擦ればいい。……擦りさえすればいいのだと分かった、アムロ・レイの反対側を。そうすれば装甲だけ妙に堅い史上最強のコンテナの表面が溶ける。装甲さえ溶ければ中身はガンダリウムでは無いのだ……地上に落着するまでに確実に摩擦で分解する。
『……15、14、13……』
読み方は続いている。
『……ウラキ大尉』
「なんだ?」
アムロから通信が入って、ウラキは答えた。……通信を切らないでくれと我が儘を言ったのは自分だ。
『さっきの石ころの話なんだけどさ』
『5、4、3……』
『ああ?』
『思った事がある……続きは『後で』、な」
ウラキはトリガーに手をかける。
『2、1……時間です!』
凄まじい光の奔流が、地上から一気に放たれた。
ビリビリと、震えるような振動が地下三百メートルのシェルターにも響いて来る。
「状況!」
ボギーはその場に居る最高位の士官として、状況の確認を皆に指示した。
驚いた事に、その光はラー・カイラムが留まる宇宙からも確認出来た。
「……凄いなこりゃ。戦艦用なんだっけ、モビルアーマー用なんだっけ?」
「欲しいのか、アリス? ……ラー・カイラムに配備可能かどうかアナハイムに問い合わせてみる」
ブライトはそう答え、オペレーターに次の指示を出した。
「状況! 特に地上方面軍オークリー基地、及び第四軌道艦隊本部との連絡を密に取れ!」
「アイサー!」
「……あ、そうか! 今日ってクリスマスだった」
保育所に息子達を迎えに行きながら、ニナは急にそんなことを思い出した。
「旧世紀のお祭りだし、コウがクリスマスなんて知ってるわけないわよねー。あ、でも今回は我が儘を聞いてあげたんだから、プレゼントとかねだってみようかしら。ヴィトンの新作バックで欲しいのあるし。あー、でも薄給だしなあ連邦軍って……」
そんなことを呟きながら保育所のドアを開く。……とたんに、母の出迎えを待ちわびていたエイパーとサウスとケリィが飛びついて来た。
「ママ!」
「はい、お待たせ! 三人とも、今日は家に帰ったら電話でパパとお話ししようか。いつもより長く」
「うん、する!」
三人の息子達を抱きしめながら、今日もコウが無事でありますように、と彼女は祈った。……上手く使えたのかしらね、あの超長距離試作メガ粒子砲。
「……やったか」
そう呟くと、カイは端末の電源を落とした。地球の裏側であるここからは見えないが、各所からの通信を聞く限り、たった今超長距離砲によるシュバリエ残骸の狙撃が行われたはずだ。端末だけでなく、通信の回線も落とす。……信じている。

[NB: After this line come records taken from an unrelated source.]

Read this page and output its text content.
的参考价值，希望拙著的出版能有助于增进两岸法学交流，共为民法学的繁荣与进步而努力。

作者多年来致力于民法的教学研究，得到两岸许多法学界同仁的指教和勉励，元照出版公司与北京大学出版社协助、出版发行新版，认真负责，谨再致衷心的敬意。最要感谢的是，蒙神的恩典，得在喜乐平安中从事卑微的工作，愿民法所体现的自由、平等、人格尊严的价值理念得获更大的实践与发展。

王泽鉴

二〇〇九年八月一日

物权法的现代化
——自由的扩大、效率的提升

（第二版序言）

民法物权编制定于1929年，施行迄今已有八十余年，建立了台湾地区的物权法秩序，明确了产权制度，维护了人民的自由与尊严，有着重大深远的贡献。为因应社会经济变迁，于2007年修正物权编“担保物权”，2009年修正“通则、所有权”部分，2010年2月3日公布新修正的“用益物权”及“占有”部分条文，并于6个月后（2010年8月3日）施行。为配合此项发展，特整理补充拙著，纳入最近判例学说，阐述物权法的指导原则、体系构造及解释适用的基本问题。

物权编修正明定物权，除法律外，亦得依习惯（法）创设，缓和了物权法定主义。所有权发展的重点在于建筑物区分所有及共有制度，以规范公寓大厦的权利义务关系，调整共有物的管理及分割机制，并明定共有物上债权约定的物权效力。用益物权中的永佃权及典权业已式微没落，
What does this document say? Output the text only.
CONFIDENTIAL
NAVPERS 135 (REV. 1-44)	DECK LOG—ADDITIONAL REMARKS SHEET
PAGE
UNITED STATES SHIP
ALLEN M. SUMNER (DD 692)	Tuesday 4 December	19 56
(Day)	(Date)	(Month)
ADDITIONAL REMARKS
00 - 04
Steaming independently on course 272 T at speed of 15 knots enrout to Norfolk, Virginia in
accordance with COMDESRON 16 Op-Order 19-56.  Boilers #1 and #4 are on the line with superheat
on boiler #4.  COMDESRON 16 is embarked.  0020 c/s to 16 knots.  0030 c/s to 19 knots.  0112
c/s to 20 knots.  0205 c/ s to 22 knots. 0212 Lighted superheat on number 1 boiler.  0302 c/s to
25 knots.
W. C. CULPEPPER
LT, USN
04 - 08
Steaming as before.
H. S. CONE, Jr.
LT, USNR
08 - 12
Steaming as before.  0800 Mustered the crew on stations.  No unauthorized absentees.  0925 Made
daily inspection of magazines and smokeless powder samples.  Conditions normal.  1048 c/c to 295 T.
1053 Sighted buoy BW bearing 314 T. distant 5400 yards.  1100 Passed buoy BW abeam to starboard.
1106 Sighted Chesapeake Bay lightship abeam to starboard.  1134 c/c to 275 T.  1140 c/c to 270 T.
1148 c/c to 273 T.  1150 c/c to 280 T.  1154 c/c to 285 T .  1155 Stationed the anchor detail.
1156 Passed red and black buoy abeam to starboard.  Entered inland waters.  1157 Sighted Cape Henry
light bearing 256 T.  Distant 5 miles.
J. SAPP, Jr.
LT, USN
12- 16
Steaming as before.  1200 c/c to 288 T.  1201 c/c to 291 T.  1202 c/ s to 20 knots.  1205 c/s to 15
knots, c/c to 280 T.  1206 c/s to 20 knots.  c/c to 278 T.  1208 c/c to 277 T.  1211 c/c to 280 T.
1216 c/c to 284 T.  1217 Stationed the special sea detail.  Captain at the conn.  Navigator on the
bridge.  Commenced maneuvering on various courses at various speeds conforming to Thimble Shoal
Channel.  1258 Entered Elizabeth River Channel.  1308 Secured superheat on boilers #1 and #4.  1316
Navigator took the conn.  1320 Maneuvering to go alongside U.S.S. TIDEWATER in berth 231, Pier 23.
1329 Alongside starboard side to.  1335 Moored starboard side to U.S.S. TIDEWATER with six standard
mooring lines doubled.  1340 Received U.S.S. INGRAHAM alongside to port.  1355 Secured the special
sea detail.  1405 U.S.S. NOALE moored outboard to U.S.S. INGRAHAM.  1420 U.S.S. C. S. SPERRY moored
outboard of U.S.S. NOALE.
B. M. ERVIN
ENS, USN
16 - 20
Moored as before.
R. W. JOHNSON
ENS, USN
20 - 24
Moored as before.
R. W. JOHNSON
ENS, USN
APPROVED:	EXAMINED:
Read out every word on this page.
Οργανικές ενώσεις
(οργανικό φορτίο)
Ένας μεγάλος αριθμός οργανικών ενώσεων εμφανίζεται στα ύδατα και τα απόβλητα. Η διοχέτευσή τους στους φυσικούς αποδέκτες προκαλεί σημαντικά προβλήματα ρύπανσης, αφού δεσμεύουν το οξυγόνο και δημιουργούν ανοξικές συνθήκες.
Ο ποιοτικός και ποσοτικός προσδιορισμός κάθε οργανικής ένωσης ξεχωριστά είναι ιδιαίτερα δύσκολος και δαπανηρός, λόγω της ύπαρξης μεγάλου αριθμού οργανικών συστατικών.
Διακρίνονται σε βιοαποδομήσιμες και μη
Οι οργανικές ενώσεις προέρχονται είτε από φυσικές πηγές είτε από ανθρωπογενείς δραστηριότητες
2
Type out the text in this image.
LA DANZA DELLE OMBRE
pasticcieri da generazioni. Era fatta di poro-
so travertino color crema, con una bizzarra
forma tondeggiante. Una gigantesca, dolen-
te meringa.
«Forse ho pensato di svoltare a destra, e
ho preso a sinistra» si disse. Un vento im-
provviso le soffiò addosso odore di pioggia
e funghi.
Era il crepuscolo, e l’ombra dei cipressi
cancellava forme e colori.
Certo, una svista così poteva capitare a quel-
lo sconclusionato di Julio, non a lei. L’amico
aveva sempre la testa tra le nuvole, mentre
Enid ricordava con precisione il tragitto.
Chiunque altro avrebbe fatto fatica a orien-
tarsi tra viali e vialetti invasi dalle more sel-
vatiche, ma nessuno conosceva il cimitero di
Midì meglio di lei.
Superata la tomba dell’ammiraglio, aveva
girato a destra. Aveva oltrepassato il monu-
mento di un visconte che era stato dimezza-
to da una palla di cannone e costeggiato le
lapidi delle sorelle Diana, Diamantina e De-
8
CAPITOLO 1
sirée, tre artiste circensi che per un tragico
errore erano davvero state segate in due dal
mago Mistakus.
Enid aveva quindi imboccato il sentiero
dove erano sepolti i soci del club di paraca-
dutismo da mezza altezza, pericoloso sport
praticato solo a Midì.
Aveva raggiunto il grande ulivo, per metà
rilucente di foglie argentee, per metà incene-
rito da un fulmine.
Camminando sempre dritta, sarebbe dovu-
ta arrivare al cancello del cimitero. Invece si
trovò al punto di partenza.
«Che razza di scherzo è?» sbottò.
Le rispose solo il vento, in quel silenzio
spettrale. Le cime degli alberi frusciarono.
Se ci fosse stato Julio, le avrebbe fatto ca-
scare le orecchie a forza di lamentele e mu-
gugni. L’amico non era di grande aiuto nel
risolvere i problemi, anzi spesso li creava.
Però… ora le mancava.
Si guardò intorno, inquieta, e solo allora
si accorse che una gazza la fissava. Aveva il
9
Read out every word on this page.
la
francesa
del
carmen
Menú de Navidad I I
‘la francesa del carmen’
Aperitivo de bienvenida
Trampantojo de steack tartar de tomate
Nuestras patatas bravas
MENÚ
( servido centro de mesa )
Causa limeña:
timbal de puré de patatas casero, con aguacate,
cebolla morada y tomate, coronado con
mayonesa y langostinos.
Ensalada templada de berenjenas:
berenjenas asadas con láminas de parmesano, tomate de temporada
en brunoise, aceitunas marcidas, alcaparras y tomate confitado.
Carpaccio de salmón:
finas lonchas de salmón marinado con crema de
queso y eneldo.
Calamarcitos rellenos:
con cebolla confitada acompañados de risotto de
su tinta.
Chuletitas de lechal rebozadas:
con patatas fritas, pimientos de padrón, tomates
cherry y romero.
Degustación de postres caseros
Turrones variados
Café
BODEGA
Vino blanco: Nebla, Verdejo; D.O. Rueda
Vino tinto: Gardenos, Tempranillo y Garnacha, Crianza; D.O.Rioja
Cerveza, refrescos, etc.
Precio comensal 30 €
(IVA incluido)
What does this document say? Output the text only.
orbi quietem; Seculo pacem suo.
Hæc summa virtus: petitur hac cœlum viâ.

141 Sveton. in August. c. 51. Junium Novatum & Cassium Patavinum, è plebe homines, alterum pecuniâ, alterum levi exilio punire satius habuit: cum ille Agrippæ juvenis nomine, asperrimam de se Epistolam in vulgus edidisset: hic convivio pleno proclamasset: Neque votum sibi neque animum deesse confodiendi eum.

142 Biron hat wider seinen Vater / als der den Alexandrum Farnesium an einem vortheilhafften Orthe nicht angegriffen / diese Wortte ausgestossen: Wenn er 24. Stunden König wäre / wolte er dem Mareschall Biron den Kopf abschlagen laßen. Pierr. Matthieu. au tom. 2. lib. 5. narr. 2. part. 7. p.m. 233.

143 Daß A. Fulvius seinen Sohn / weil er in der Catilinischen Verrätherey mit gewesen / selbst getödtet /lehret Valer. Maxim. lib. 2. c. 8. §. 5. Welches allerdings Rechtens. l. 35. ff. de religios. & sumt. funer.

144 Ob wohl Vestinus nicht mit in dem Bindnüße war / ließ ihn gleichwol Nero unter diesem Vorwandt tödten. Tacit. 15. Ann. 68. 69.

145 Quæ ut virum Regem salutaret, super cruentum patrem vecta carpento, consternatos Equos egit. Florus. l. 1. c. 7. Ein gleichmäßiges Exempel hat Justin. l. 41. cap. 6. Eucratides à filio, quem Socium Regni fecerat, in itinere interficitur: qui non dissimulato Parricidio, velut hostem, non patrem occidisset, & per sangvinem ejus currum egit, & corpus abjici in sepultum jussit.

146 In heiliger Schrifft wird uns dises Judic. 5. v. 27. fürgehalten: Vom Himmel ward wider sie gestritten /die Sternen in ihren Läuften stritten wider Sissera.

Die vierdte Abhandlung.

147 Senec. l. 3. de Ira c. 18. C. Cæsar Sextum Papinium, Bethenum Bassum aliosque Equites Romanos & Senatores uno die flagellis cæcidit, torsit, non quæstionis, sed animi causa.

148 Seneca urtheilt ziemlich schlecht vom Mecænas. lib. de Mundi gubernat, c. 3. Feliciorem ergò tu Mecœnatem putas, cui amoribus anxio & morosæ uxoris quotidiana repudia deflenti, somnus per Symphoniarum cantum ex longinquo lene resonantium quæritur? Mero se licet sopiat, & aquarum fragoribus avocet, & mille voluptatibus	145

カイは腰を上げると、ちゃんとコーヒーでも入れ直そうか、と思って台所に向かった。窓から見えるのは夜空だ。
ウラキが放った超長距離試作メガ粒子砲の軌跡は、北米の何処からでも見えた。
それはまるで、天に駆け上る光の矢の様に。
周囲のもの全てを四散させ、雲を蹴散らす勢いをもって、遠く高く弧を描いた。
「……ロ! アムロ!」
粒子砲が通り過ぎた周辺だけ、空にぽっかりと大きな穴が空いたように異様に晴れ渡っている。周囲に無理矢理退かされた薄い雲が、何重にも輪を描いている。
「アムロ!」
狙撃用のスコープを外したウラキは、インカムだけを身につけてジェガンから飛び降りると滑走路の上に立ち、まだ異様な蒸気を上げる巨砲の脇で、
「アムロ、アムロ!」
その穴に向かって叫び続けていた。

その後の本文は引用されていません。